The multiples make up the secondary cast, which often threaten to overshadow the main subject. Each of the alter-personalities appear chillingly unique from the core personality we see in the establishing shots of the interviews. Under hypnosis, the population of the inner landscapes of each of the killers videotaped, are allowed to fully develop. They also form a larger community. Some of the alters blame other personalities for the crimes they’re on death row for, others explain why they did what they did and why they let other personalities take the punishment. It is chilling, and somehow exhilarating, especially to Dr. Lewis. But what does it all mean in court? You can’t lock up one personality in a system of entirely whole consciousnesses.
The documentary traces Lewis’ career to her work with violent juvenile offenders. She becomes an advocate for advanced mental health procedures. Many of the experts at the time credit her, in the interviews, with opening their eyes about how childhood physical and sexual abuse, coupled with neurological damage impact impulses in adults. When Dr. Lewis testified in death penalty cases, her conclusions were challenged by experts in both legal and psychiatric circles. In an interview with Dr. Park Dietz, the esteemed forensic psychiatrist who often faced off against Lewis, still believes dissociative identity disorder is a hoax.
Beyond the interviews and archival footage, Gibney also adds contemporary cinema verité, capturing Dr. Lewis with her family, going over notes and as she gives herself over to painting. He animates her hand-drawn charcoal images to bring some id to the subjects’ superego. The documentary reveals how Dr. Lewis’ works are as much an art as a science. During the segment about “traveling executioner” Sam Jones, an electrician who administrated hundreds of death penalty sentences, Dr. Lewis finds the keys to his psyche in the paintings he made after his executions.

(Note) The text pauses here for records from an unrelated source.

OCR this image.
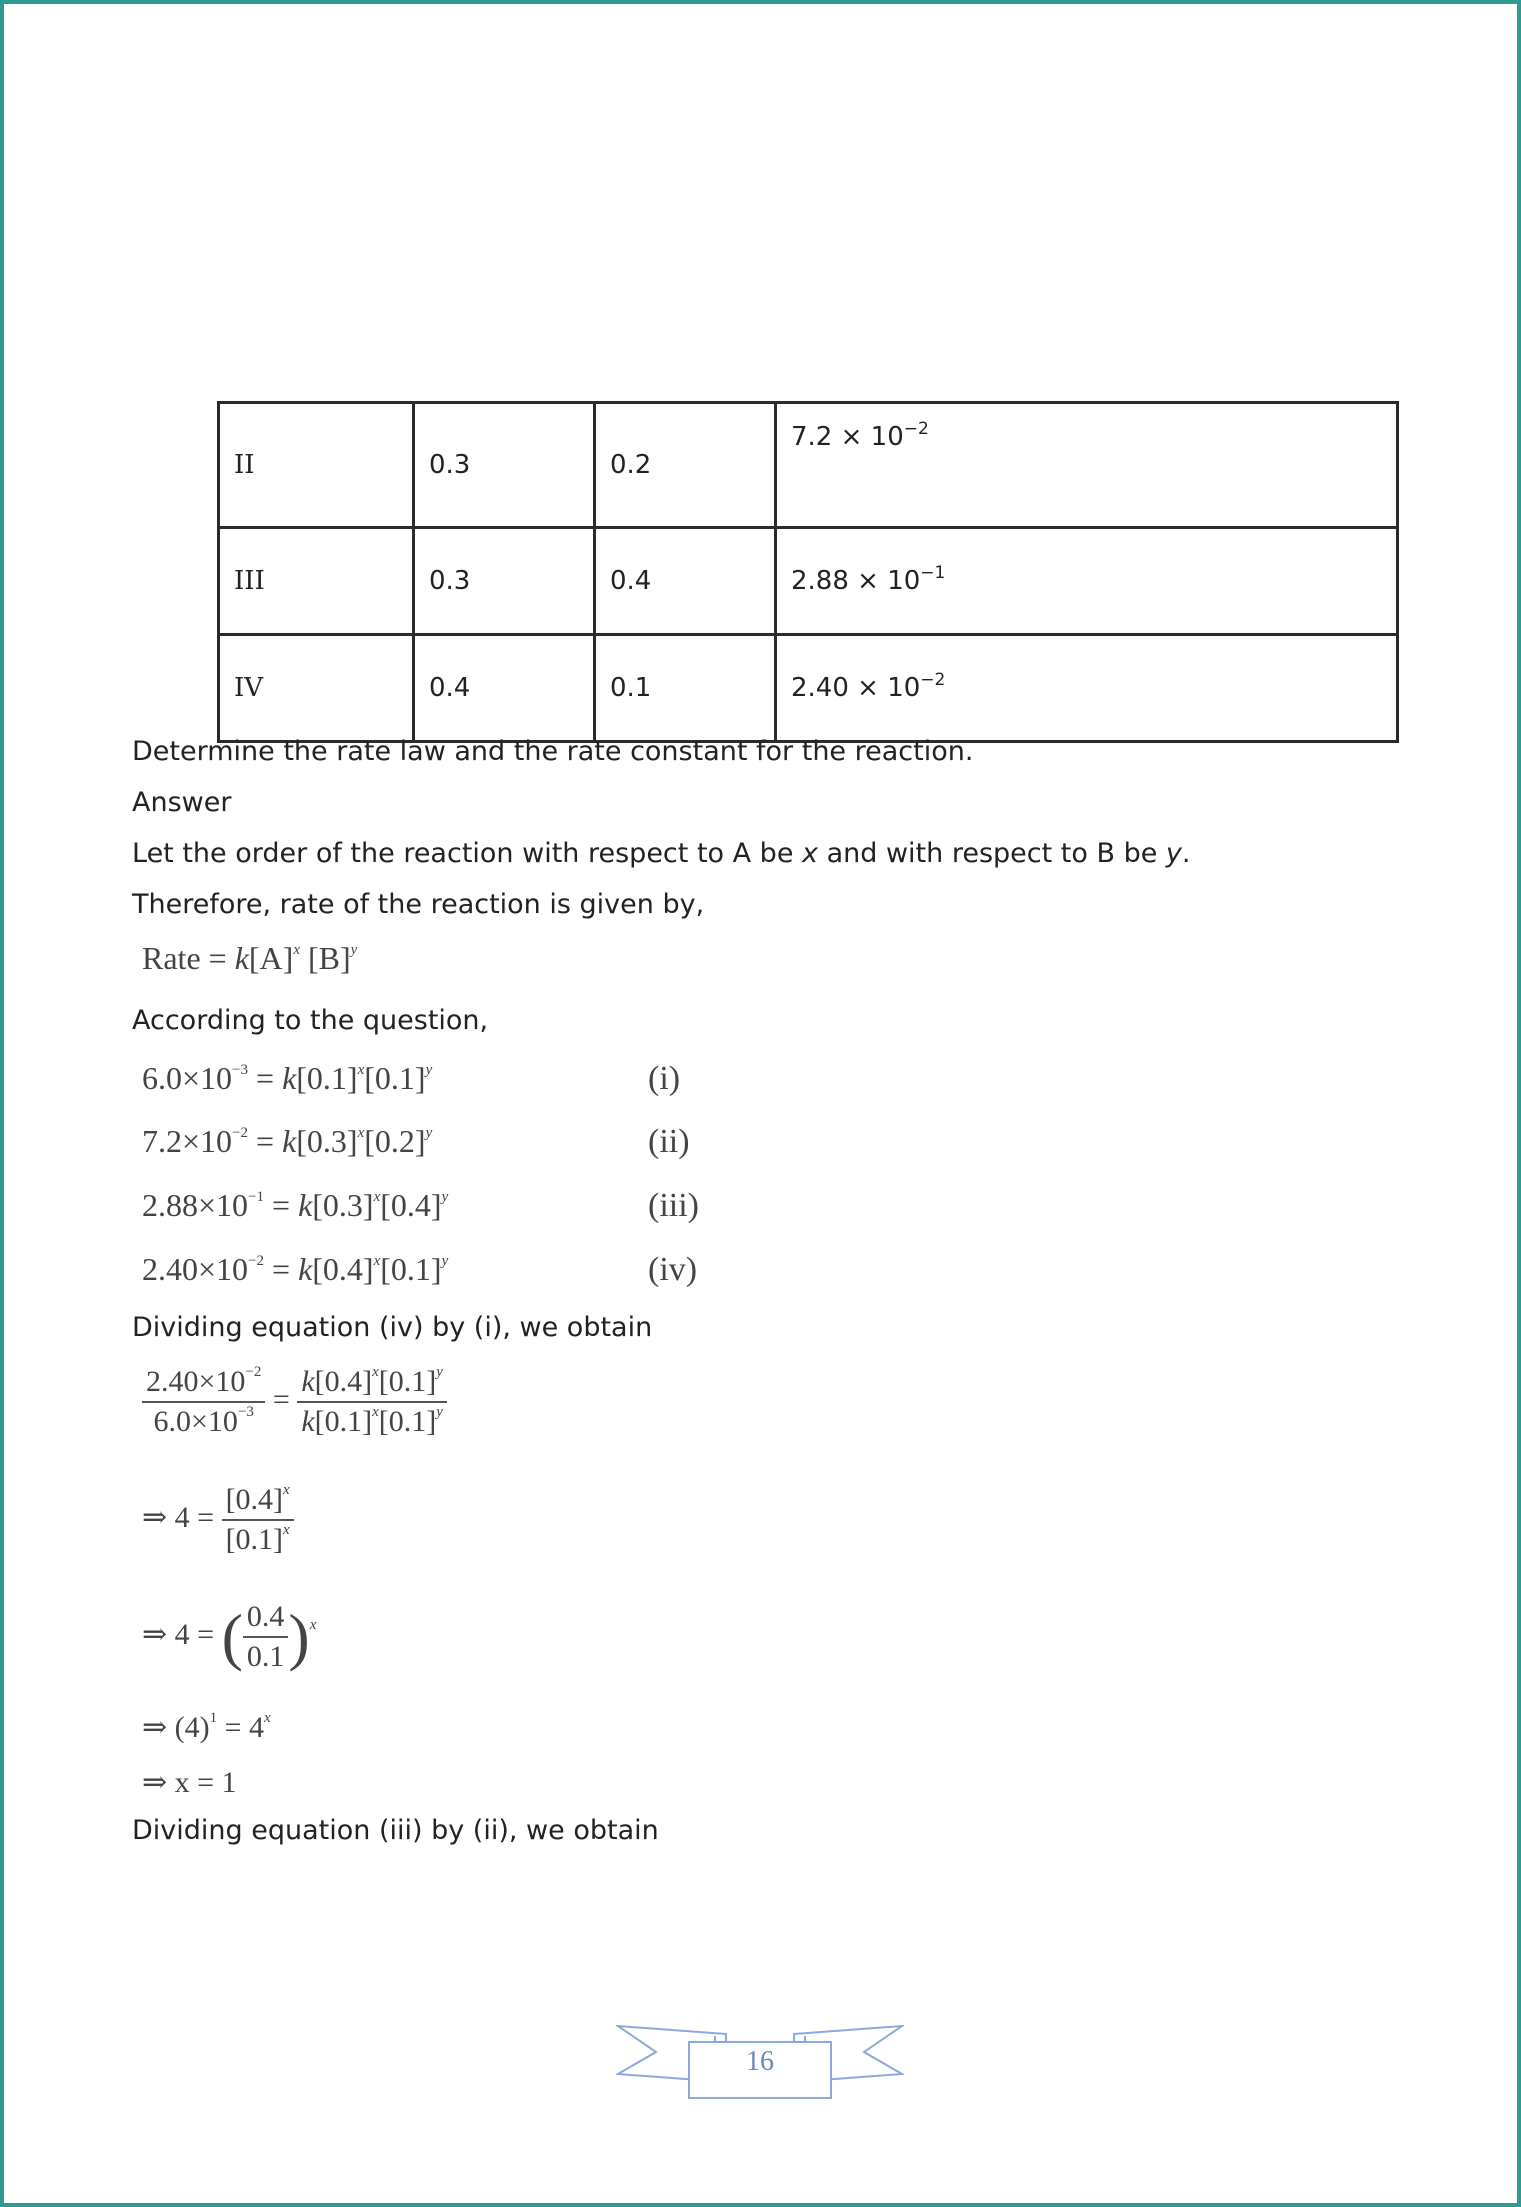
II	0.3	0.2	$7.2 \times 10^{-2}$
III	0.3	0.4	$2.88 \times 10^{-1}$
IV	0.4	0.1	$2.40 \times 10^{-2}$
Determine the rate law and the rate constant for the reaction.
Answer
Let the order of the reaction with respect to A be x and with respect to B be y.
Therefore, rate of the reaction is given by,
Rate = $k[A]^x$ $[B]^y$
According to the question,
$6.0\times 10^{-3} = k[0.1]^x[0.1]^y$	(i)
$7.2\times 10^{-2} = k[0.3]^x[0.2]^y$	(ii)
$2.88\times 10^{-1} = k[0.3]^x[0.4]^y$	(iii)
$2.40\times 10^{-2} = k[0.4]^x[0.1]^y$	(iv)
Dividing equation (iv) by (i), we obtain
$\frac{2.40\times 10^{-2}}{6.0\times 10^{-3}} = \frac{k[0.4]^x[0.1]^y}{k[0.1]^x[0.1]^y}$
⇒ $4 = \frac{[0.4]^x}{[0.1]^x}$
⇒ 4 = ( $\frac{0.4}{0.1} )^x$
⇒ $(4)^1 = 4^x$
⇒ x = 1
Dividing equation (iii) by (ii), we obtain
16
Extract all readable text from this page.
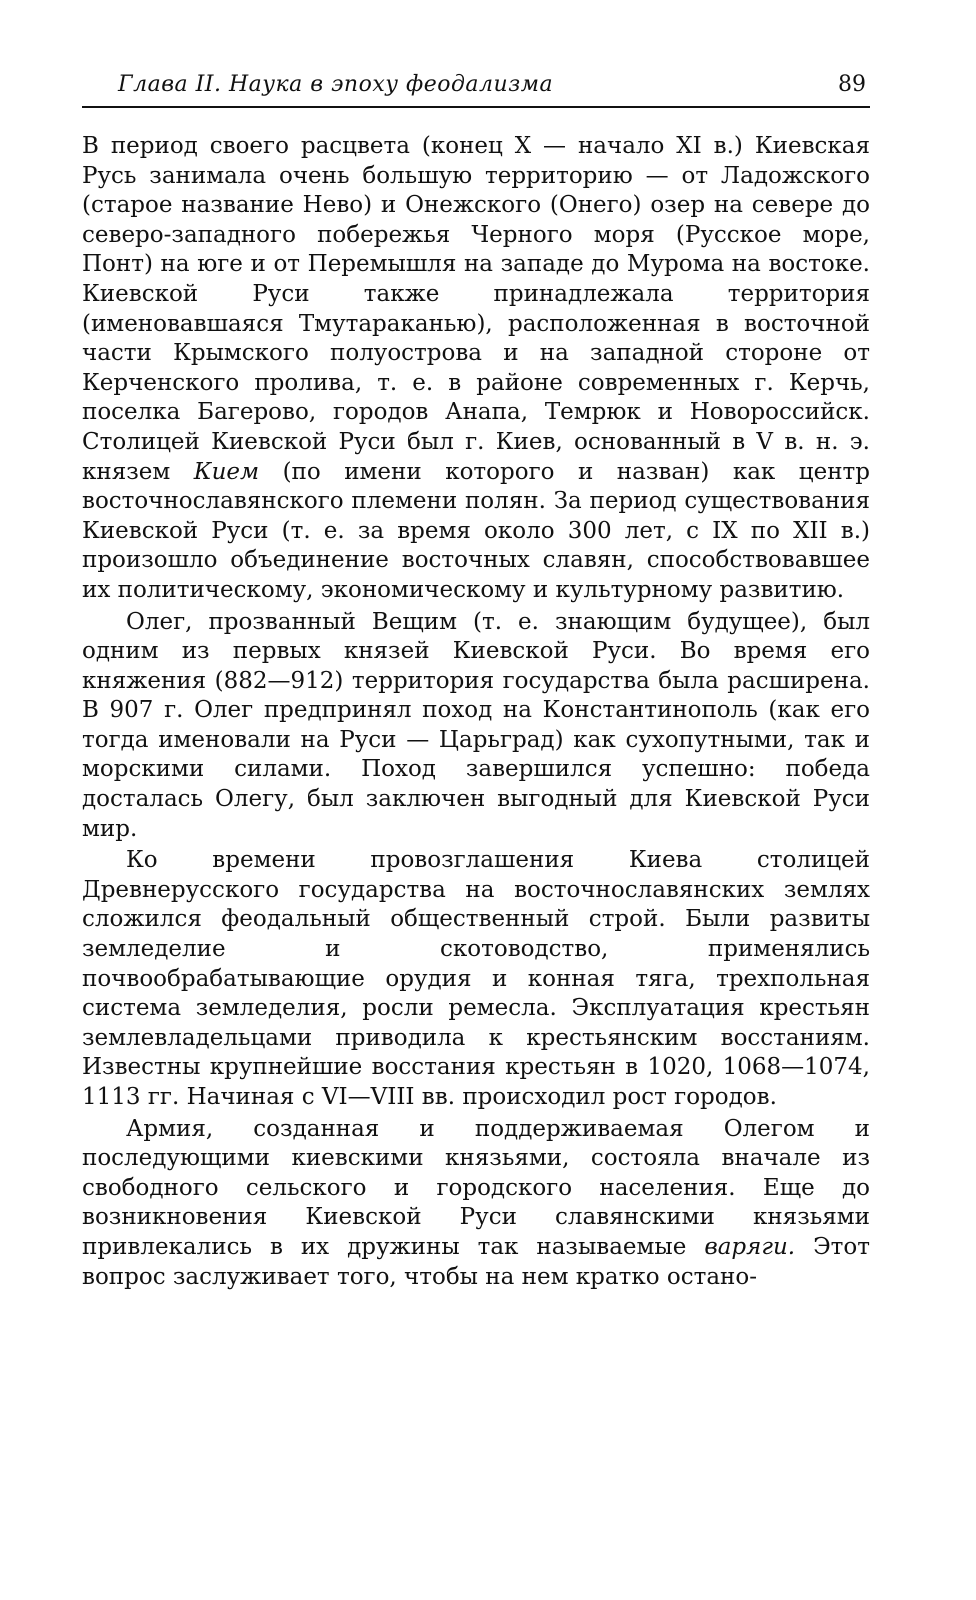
Глава II. Наука в эпоху феодализма	89

В период своего расцвета (конец X — начало XI в.) Киевская Русь занимала очень большую территорию — от Ладожского (старое название Нево) и Онежского (Онего) озер на севере до северо-западного побережья Черного моря (Русское море, Понт) на юге и от Перемышля на западе до Мурома на востоке. Киевской Руси также принадлежала территория (именовавшаяся Тмутараканью), расположенная в восточной части Крымского полуострова и на западной стороне от Керченского пролива, т. е. в районе современных г. Керчь, поселка Багерово, городов Анапа, Темрюк и Новороссийск. Столицей Киевской Руси был г. Киев, основанный в V в. н. э. князем Кием (по имени которого и назван) как центр восточнославянского племени полян. За период существования Киевской Руси (т. е. за время около 300 лет, с IX по XII в.) произошло объединение восточных славян, способствовавшее их политическому, экономическому и культурному развитию.

Олег, прозванный Вещим (т. е. знающим будущее), был одним из первых князей Киевской Руси. Во время его княжения (882—912) территория государства была расширена. В 907 г. Олег предпринял поход на Константинополь (как его тогда именовали на Руси — Царьград) как сухопутными, так и морскими силами. Поход завершился успешно: победа досталась Олегу, был заключен выгодный для Киевской Руси мир.

Ко времени провозглашения Киева столицей Древнерусского государства на восточнославянских землях сложился феодальный общественный строй. Были развиты земледелие и скотоводство, применялись почвообрабатывающие орудия и конная тяга, трехпольная система земледелия, росли ремесла. Эксплуатация крестьян землевладельцами приводила к крестьянским восстаниям. Известны крупнейшие восстания крестьян в 1020, 1068—1074, 1113 гг. Начиная с VI—VIII вв. происходил рост городов.

Армия, созданная и поддерживаемая Олегом и последующими киевскими князьями, состояла вначале из свободного сельского и городского населения. Еще до возникновения Киевской Руси славянскими князьями привлекались в их дружины так называемые варяги. Этот вопрос заслуживает того, чтобы на нем кратко остано-
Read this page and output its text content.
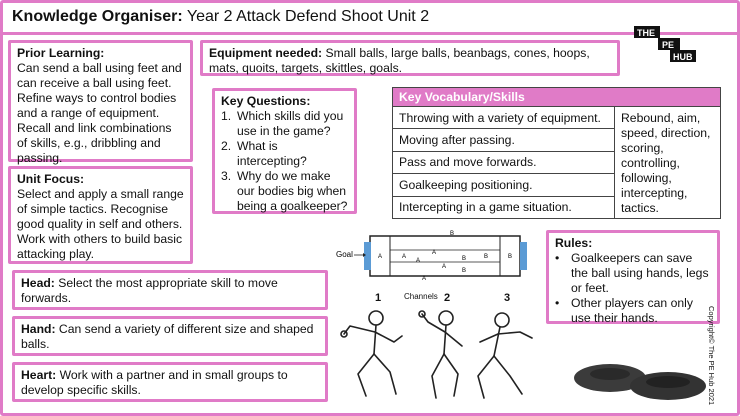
Knowledge Organiser: Year 2 Attack Defend Shoot Unit 2
Prior Learning:
Can send a ball using feet and can receive a ball using feet. Refine ways to control bodies and a range of equipment. Recall and link combinations of skills, e.g., dribbling and passing.
Unit Focus:
Select and apply a small range of simple tactics. Recognise good quality in self and others. Work with others to build basic attacking play.
Equipment needed: Small balls, large balls, beanbags, cones, hoops, mats, quoits, targets, skittles, goals.
Key Questions:
1. Which skills did you use in the game?
2. What is intercepting?
3. Why do we make our bodies big when being a goalkeeper?
Key Vocabulary/Skills
Throwing with a variety of equipment.	Rebound, aim, speed, direction, scoring, controlling, following, intercepting, tactics.
Moving after passing.
Pass and move forwards.
Goalkeeping positioning.
Intercepting in a game situation.
Rules:
• Goalkeepers can save the ball using hands, legs or feet.
• Other players can only use their hands.
Head: Select the most appropriate skill to move forwards.
Hand: Can send a variety of different size and shaped balls.
Heart: Work with a partner and in small groups to develop specific skills.
A	A
A
A
A
A
B
B	B	B
B
Goal
1	Channels 2	3
THE
PE
HUB
Copyright© The PE Hub 2021
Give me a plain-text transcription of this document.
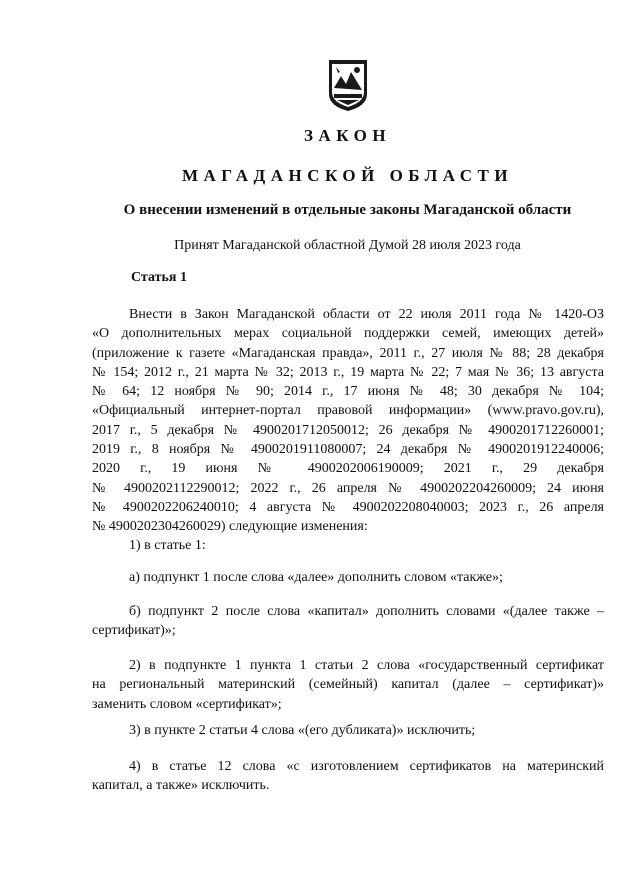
ЗАКОН
МАГАДАНСКОЙ ОБЛАСТИ
О внесении изменений в отдельные законы Магаданской области
Принят Магаданской областной Думой 28 июля 2023 года
Статья 1
Внести в Закон Магаданской области от 22 июля 2011 года № 1420-ОЗ
«О дополнительных мерах социальной поддержки семей, имеющих детей»
(приложение к газете «Магаданская правда», 2011 г., 27 июля № 88; 28 декабря
№ 154; 2012 г., 21 марта № 32; 2013 г., 19 марта № 22; 7 мая № 36; 13 августа
№ 64; 12 ноября № 90; 2014 г., 17 июня № 48; 30 декабря № 104;
«Официальный интернет-портал правовой информации» (www.pravo.gov.ru),
2017 г., 5 декабря № 4900201712050012; 26 декабря № 4900201712260001;
2019 г., 8 ноября № 4900201911080007; 24 декабря № 4900201912240006;
2020 г., 19 июня № 4900202006190009; 2021 г., 29 декабря
№ 4900202112290012; 2022 г., 26 апреля № 4900202204260009; 24 июня
№ 4900202206240010; 4 августа № 4900202208040003; 2023 г., 26 апреля
№ 4900202304260029) следующие изменения:
1) в статье 1:
а) подпункт 1 после слова «далее» дополнить словом «также»;
б) подпункт 2 после слова «капитал» дополнить словами «(далее также –
сертификат)»;
2) в подпункте 1 пункта 1 статьи 2 слова «государственный сертификат
на региональный материнский (семейный) капитал (далее – сертификат)»
заменить словом «сертификат»;
3) в пункте 2 статьи 4 слова «(его дубликата)» исключить;
4) в статье 12 слова «с изготовлением сертификатов на материнский
капитал, а также» исключить.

Laura Dern (The Tale, HBO’s Big Little Lies) gives understated readings of Dr. Lewis’s notes and excerpts from her 1999 book Guilty by Reason of Insanity: Inside the Minds of Killers. It completes the narrative, and adds insight into the findings. Ultimately, Lewis wants to stop the causes of murderous criminality before the acts are carried out, or at least minimize them by bringing them to the surface.
Crazy, Not Insane also competently questions whether the death penalty is a deterrent to violence. It points out that states with the death penalty tend to have higher murder rates than those without. Lewis is dispirited about today’s move toward a federal death penalty. The film underscores the movement with footage of people cheering execution. Some of it looks like it could have come out of a Universal horror picture, but it is archival and real. Once again, the documentary implies something happening below the surface.
The title Crazy, Not Insane refers to the problems the legal system has with defining grave mental illness, and Gibney does a commendable job traversing some very difficult language and landscape. He also offers a very revealing portrait of a driven scientist who allows her work to get personal. At one point in the film, Lewis says she regrets never being able to examine Bundy’s brain for forensic clues into his motives. She also says that about Adolf Hitler’s brain. The little girl who was raised to despise anti-Semitism in all its forms is still able to look for shaken-baby syndrome in Hitler. Experts can question Dr. Lewis’s conclusions, but the documentary leaves no reasonable doubt as to her passion and commitment.
Crazy, Not Insane debuts Wednesday, Nov. 18 at 9 p.m. on HBO.